João acorda tonto. Bebeu demais no bar Marraquech, não segurou as pontas de duas caipirinhas e ainda pediu uma terceira. Depois deu um bolo em Rubem, deixou o amigo esperando sem dar notícias e se enfurnou em casa, disposto a dormir, mas sem conseguir. Aos poucos vai relaxando, a relação com Rubem o incomoda. João ainda não desistiu de ser hetero e sonha com namoradas para dar uma satisfação a si mesmo, à família e à sociedade.
Melhor tentar dormir do que encarar a noite de Juiz de Fora, tão desanimada quanto um final de festa. Uma sensação boa vai invadindo João: imagina que, por dentro de suas têmporas, estão presos dois elefantes, um de cada lado da cabeça. Os elefantes vão empurrando a pele e os ossos com as trombas, e o crânio vai se distendendo; o cérebro vai sendo penetrado pela água limpa do regato que lhe irriga também as veias intumescidas e o couro cabeludo já um pouco sem cabelos. Imagina as mandíbulas presas ao resto da cabeça por dois parafusos que ele vai afrouxando, desenroscando, então o queixo cai, a garganta se solta, uma baba escorre pelo canto da boca.

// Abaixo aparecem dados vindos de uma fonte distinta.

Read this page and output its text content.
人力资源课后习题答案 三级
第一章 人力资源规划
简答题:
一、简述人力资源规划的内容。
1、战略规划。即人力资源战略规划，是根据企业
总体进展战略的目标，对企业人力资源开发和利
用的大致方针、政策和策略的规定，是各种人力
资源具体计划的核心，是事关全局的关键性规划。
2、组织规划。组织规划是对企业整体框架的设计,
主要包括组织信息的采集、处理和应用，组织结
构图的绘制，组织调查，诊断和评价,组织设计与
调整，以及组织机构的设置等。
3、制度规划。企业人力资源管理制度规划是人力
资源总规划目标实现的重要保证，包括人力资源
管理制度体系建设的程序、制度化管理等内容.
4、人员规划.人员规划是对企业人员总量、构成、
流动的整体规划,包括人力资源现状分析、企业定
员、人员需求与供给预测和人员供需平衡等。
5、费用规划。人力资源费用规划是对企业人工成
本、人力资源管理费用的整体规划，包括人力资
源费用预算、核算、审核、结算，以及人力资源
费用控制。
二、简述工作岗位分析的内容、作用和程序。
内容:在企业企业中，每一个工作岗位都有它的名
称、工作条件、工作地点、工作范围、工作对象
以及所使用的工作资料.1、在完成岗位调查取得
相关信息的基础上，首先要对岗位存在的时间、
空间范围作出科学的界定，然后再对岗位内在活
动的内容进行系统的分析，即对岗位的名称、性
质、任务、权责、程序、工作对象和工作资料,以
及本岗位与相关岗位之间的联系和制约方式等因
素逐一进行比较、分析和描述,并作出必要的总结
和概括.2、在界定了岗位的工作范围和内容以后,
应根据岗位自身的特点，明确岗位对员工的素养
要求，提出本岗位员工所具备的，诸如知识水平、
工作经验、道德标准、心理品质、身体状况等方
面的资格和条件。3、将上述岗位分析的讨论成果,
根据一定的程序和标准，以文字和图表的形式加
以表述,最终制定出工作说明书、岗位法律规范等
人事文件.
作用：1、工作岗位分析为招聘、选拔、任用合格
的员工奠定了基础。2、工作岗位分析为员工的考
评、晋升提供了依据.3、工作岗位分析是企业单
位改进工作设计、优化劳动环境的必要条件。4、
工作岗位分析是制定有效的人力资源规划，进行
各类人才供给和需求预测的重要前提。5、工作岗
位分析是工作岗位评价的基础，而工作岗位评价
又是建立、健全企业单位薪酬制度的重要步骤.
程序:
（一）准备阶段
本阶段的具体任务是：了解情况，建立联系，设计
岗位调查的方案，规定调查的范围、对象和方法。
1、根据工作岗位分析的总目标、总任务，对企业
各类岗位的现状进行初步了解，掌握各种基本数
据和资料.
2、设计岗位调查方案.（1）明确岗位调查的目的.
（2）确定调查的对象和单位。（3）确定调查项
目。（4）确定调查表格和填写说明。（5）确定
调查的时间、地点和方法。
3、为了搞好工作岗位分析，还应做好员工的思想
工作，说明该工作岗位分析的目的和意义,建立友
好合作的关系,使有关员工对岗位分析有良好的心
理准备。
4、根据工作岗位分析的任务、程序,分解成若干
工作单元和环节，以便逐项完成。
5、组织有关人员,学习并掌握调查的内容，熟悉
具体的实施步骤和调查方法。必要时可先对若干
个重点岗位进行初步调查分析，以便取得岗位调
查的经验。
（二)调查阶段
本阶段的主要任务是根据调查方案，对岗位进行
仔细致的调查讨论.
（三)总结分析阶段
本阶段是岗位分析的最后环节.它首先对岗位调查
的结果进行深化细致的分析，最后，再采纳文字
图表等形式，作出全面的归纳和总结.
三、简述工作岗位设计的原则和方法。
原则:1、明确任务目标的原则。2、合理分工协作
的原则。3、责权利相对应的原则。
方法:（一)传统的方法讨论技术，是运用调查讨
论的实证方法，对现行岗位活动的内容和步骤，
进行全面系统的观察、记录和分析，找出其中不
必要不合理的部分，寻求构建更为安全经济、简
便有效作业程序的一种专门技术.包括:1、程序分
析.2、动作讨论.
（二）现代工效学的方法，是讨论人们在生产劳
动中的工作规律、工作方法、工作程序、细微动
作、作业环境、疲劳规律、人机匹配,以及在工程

Mara detesta que lhe acariciem as costas. Sente cócegas, irritação, sei lá. Mas adora que lhe passem a mão na frente. E por aí vai. Norma já nem sabe de quem é a mão que lhe percorre os seios. Os três juntos numa cama estreita pra tanto corpo, santíssima trindade da sacanagem e do tesão. Carlos vem por cima, mas não se importa de ficar por baixo. Norma prefere o meio, vira sanduíche entre a amiga e o namorado. Risos, beijos, chupões, pernas e braços entrelaçados entre um gole e outro de cerveja. Mulher fazendo papel de homem e homem de mulher, Carlos sendo penetrado pelos dedos das duas e Mara sendo enrabada pela amiga. Todos os gatos (e gatas) são pardos na imprecisa madrugada. Quem gozou, gozou, quem não gozou, gozasse. Bocas, sexos, coxas, suspiros. E um sono reparador.

João acorda lembrando de um episódio que preferia esquecer. Estavam ele, um amigo, uma garota, uma garrafa de cachaça e vários baseados num wolks, numa estrada vicinal. Conversa vai, conversa vem, mais um trago, mais um tapa, mais um aperto escondido. Carícias de homem se confundem com as de mulher, uma desconfiança percorre cada um dos participantes. A moça quer que lhe dêem logo o dinheiro que combinaram antes de avançar mais, o amigo quer João, mas acha que deseja a garota, e ele, João, quer apenas dar mais uma bicada na cachaça para ver se acha algum sentido num programa tão insensato. As sombras das árvores atravessam a estrada, são longos dedos negros que se movem, surgem e desaparecem. Uma coruja brilha seus olhos diante dos faróis, morcegos cruzam a luz emitida pelo carro, mais um aperto, risos nervosos, nenhum dos três parece se divertir com a situação, mas é preciso mostrar que estão a fim, ninguém quer desistir primeiro. João arrisca um beijo no amigo, que foge com a boca, finge nojo. A moça ri a bandeiras despregadas, desprende o fecho do sutiã e deixa sair os peitos meio murchos, que João acaricia. O amigo também quer ver mais de perto e tira as mãos do volante. O carro começa a balançar, o amigo não vê a curva, não faz a curva e o carro entra pasto a dentro, mergulha no rio. João, o único que sabe nadar, sobrevive e vai embora sem socorrer o amigo e a garota.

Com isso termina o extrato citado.